Todos estes fatores nos levam a um denominador comum nesta crise: é hora de retornarmos para casa, literalmente. Aos fundamentos de nossa vivência pessoal em sociedade, que nesta era digital e global estavam sendo deixados de lado. Essa expressão “tornar à casa” pode ter diferentes significados. Homero descreveu esse retorno à casa como uma viagem heroica depois de anos de luta em Troia. Por outro lado, “tornar à casa” pode significar também insucesso. Um retorno para alguém ou lugar que não gostaríamos de conviver ou vivenciar, o insucesso ou o esquecimento social. Afinal, fora de casa temos o trabalho, o estudo, a diversão, o nascimento dos filhos, o tratamento dos doentes, a vida, o nascimento e a morte. Quem nos guiará neste retorno à casa, indesejado e inesperado em tempos de pandemia? A ciência é a nossa base segura, a religião pode ser um importante instrumento de alento para alguns e a filosofia, um meio de nos guiarmos para a paz desejada.

Tornar à casa em tempos de pandemia significa uma oportunidade de nos transformarmos internamente. Se combater este vírus é uma necessidade urgente, o melhor meio, a nosso ver, como sociedade, é por meio da ética. A ética da comunicação, do cuidado e da responsabilidade. Na ética da comunicação, órgãos de imprensa e órgãos governamentais agindo com transparência e profissionalismo na forma de passar as notícias. Nós, como pessoas comuns, passarmos apenas as informações que forem seguras nas nossas redes sociais, de fontes confiáveis, para evitarmos um dos danos maiores desse vírus que é a desinformação. Desinformação que gera pânico desnecessário e até comportamentos de risco. A ética do cuidado, não expondo nossas populações mais vulneráveis a riscos desnecessários. Mantermos nossos idosos à distância de ambientes onde existam aglomerações. E a ética da responsabilidade, por meio do nosso comportamento, do nosso exemplo pessoal. Para aqueles que estão em postos de liderança, lembrar sempre que o valor mais importante é a preservação da vida. Teremos todos de arcar com prejuízos econômicos, maiores ou menores, de tudo que estaremos passando nos próximos meses. Mas a segurança coletiva é o mais importante neste momento.
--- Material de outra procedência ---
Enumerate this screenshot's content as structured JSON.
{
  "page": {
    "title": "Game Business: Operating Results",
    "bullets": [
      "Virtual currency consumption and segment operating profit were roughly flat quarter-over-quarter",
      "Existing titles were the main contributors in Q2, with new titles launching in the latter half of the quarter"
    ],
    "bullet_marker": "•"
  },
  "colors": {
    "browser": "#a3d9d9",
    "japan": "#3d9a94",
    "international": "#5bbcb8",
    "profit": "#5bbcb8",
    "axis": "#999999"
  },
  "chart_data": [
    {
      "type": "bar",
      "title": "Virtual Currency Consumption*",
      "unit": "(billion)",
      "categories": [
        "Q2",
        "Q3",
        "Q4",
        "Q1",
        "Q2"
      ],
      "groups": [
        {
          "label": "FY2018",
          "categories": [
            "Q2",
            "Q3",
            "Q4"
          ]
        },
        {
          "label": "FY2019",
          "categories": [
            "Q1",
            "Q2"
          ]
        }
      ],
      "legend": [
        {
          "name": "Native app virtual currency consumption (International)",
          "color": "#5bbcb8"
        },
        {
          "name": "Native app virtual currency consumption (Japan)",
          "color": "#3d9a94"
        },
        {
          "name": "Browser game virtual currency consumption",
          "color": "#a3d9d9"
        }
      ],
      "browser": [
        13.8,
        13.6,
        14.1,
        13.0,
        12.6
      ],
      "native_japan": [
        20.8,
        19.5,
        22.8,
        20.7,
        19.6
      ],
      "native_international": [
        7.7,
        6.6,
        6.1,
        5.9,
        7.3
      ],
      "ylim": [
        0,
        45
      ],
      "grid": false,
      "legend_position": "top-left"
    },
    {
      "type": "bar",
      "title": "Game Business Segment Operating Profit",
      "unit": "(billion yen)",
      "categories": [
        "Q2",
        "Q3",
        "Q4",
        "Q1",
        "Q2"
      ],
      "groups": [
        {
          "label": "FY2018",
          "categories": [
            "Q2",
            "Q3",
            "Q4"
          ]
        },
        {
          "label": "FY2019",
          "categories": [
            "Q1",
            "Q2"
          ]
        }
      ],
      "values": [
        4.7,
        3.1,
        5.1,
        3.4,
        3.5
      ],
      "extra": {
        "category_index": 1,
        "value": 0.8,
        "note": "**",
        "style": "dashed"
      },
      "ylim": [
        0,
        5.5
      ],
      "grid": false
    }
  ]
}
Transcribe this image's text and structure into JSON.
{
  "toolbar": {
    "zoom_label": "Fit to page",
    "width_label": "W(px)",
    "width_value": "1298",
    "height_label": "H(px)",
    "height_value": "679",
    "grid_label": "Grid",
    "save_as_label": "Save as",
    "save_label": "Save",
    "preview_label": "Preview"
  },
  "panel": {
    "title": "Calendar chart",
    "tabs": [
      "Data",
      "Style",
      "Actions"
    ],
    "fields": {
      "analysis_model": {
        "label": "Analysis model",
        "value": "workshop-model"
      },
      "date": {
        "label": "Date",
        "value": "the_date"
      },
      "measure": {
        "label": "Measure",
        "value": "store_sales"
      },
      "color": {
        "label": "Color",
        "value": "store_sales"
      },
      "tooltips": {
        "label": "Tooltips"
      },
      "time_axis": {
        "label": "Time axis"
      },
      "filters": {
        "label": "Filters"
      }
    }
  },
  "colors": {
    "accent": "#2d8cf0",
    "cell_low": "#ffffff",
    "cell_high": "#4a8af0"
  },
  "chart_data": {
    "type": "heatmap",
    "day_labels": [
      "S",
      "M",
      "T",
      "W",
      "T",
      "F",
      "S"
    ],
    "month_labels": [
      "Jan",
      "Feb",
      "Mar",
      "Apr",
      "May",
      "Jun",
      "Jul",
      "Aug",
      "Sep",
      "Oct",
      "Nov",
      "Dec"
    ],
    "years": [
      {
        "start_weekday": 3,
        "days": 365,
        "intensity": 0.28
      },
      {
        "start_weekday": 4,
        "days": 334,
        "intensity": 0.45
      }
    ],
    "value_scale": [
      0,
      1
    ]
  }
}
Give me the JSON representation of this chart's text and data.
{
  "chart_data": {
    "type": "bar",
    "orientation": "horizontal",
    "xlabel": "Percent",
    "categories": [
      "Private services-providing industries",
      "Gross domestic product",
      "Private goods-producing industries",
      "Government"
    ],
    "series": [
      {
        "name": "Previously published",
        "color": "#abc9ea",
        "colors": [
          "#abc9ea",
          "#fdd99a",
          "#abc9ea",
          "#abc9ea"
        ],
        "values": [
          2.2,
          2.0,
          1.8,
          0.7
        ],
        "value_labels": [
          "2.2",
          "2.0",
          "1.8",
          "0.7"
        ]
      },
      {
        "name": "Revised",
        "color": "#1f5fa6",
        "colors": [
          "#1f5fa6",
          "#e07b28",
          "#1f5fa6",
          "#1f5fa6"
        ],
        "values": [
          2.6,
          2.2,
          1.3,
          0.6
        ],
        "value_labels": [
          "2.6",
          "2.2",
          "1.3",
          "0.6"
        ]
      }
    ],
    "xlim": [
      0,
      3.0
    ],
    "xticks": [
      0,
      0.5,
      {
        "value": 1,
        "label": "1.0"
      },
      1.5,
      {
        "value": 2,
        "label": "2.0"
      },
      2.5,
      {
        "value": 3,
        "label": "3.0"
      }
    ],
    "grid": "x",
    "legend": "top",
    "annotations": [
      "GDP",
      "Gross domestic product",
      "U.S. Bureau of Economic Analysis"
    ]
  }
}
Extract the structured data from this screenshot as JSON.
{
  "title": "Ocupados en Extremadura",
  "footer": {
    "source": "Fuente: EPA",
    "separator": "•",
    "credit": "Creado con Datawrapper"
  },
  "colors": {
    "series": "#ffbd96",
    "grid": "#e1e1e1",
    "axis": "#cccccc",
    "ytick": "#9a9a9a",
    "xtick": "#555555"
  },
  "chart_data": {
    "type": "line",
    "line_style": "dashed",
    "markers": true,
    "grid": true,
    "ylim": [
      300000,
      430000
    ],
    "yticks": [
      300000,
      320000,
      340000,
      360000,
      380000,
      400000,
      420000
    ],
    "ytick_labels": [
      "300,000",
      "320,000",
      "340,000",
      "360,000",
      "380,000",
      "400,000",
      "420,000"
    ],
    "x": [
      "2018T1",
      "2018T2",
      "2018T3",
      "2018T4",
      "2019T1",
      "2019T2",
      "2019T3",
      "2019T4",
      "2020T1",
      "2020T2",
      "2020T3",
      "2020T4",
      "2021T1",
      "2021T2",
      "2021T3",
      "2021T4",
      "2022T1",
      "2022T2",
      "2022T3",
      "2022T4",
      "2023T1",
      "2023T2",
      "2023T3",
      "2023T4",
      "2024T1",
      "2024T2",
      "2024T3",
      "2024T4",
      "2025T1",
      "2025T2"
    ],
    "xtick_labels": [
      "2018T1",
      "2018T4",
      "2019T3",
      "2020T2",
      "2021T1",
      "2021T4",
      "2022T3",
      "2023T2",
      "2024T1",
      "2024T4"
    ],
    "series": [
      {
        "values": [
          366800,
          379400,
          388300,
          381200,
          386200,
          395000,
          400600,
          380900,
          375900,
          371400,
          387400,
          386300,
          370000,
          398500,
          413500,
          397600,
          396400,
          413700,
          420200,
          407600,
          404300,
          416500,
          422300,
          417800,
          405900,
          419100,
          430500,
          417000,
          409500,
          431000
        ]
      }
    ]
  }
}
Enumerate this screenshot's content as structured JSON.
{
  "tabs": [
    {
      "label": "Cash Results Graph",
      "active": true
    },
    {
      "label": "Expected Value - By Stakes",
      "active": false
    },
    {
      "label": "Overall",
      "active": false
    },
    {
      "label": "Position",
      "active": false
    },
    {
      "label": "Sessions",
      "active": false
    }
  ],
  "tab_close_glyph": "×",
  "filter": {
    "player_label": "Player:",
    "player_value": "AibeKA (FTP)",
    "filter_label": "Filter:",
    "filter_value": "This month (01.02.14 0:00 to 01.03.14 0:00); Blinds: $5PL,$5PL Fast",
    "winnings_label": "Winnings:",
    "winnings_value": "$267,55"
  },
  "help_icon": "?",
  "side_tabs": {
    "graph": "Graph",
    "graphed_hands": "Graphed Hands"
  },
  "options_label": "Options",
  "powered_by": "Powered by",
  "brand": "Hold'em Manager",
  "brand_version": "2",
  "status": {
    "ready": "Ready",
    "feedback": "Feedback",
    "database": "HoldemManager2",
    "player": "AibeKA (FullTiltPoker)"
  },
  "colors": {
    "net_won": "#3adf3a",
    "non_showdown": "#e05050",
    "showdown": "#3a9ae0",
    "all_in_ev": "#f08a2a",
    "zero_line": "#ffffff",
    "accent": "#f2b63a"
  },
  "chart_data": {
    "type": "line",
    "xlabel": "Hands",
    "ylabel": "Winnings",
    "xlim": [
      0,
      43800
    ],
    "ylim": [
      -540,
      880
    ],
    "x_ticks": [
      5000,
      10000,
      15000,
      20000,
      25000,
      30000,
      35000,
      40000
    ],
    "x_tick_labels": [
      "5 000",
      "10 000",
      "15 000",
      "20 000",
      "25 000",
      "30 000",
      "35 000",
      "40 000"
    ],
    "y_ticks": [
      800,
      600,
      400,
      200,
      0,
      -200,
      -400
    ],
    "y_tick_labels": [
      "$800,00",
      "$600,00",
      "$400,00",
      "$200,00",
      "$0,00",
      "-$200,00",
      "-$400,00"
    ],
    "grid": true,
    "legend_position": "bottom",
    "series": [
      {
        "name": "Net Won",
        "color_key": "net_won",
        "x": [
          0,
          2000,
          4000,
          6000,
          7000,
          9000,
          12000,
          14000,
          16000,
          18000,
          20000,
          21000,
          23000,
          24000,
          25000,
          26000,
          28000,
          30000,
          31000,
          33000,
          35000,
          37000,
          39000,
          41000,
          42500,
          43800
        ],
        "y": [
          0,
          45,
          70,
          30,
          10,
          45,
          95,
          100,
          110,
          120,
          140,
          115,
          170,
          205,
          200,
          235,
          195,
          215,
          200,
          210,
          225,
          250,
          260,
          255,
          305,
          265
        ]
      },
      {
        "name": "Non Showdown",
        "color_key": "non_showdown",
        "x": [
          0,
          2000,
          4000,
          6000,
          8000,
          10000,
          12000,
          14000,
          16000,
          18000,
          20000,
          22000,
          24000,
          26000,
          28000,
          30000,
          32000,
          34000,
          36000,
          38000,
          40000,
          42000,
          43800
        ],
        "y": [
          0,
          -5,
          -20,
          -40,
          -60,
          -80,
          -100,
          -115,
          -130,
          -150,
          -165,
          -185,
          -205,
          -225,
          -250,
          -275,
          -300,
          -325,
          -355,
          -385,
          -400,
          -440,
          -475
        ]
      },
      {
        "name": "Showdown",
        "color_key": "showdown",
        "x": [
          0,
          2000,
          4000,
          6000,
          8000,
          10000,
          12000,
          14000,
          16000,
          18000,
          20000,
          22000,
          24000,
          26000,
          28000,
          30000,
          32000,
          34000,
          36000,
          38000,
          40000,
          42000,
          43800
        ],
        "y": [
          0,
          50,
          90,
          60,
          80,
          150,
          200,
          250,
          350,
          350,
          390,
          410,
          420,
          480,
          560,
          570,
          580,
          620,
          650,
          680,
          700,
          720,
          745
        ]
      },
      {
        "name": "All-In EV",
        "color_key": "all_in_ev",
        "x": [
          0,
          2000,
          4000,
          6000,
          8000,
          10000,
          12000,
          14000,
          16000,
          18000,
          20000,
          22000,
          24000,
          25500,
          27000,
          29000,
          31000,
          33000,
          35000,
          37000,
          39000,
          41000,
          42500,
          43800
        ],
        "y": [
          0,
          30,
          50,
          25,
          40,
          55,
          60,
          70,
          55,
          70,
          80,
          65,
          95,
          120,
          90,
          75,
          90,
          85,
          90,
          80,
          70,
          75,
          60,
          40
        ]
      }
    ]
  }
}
E, finalmente, uma das tantas histórias ainda não contadas dessa pandemia se refere ao legado que ela deixará em nossas vidas. Nossos filhos retornando à casa, nossos idosos confinados, e a ausência temporária de eventos sociais. O que ficará de tudo isso? Que todos juntos somos mais fortes. E que a solidariedade é um valor fundamental da convivência em sociedade.

Cicero Urban, médico mastologista e oncologista, é vice-presidente do Instituto Ciência e Fé em Curitiba.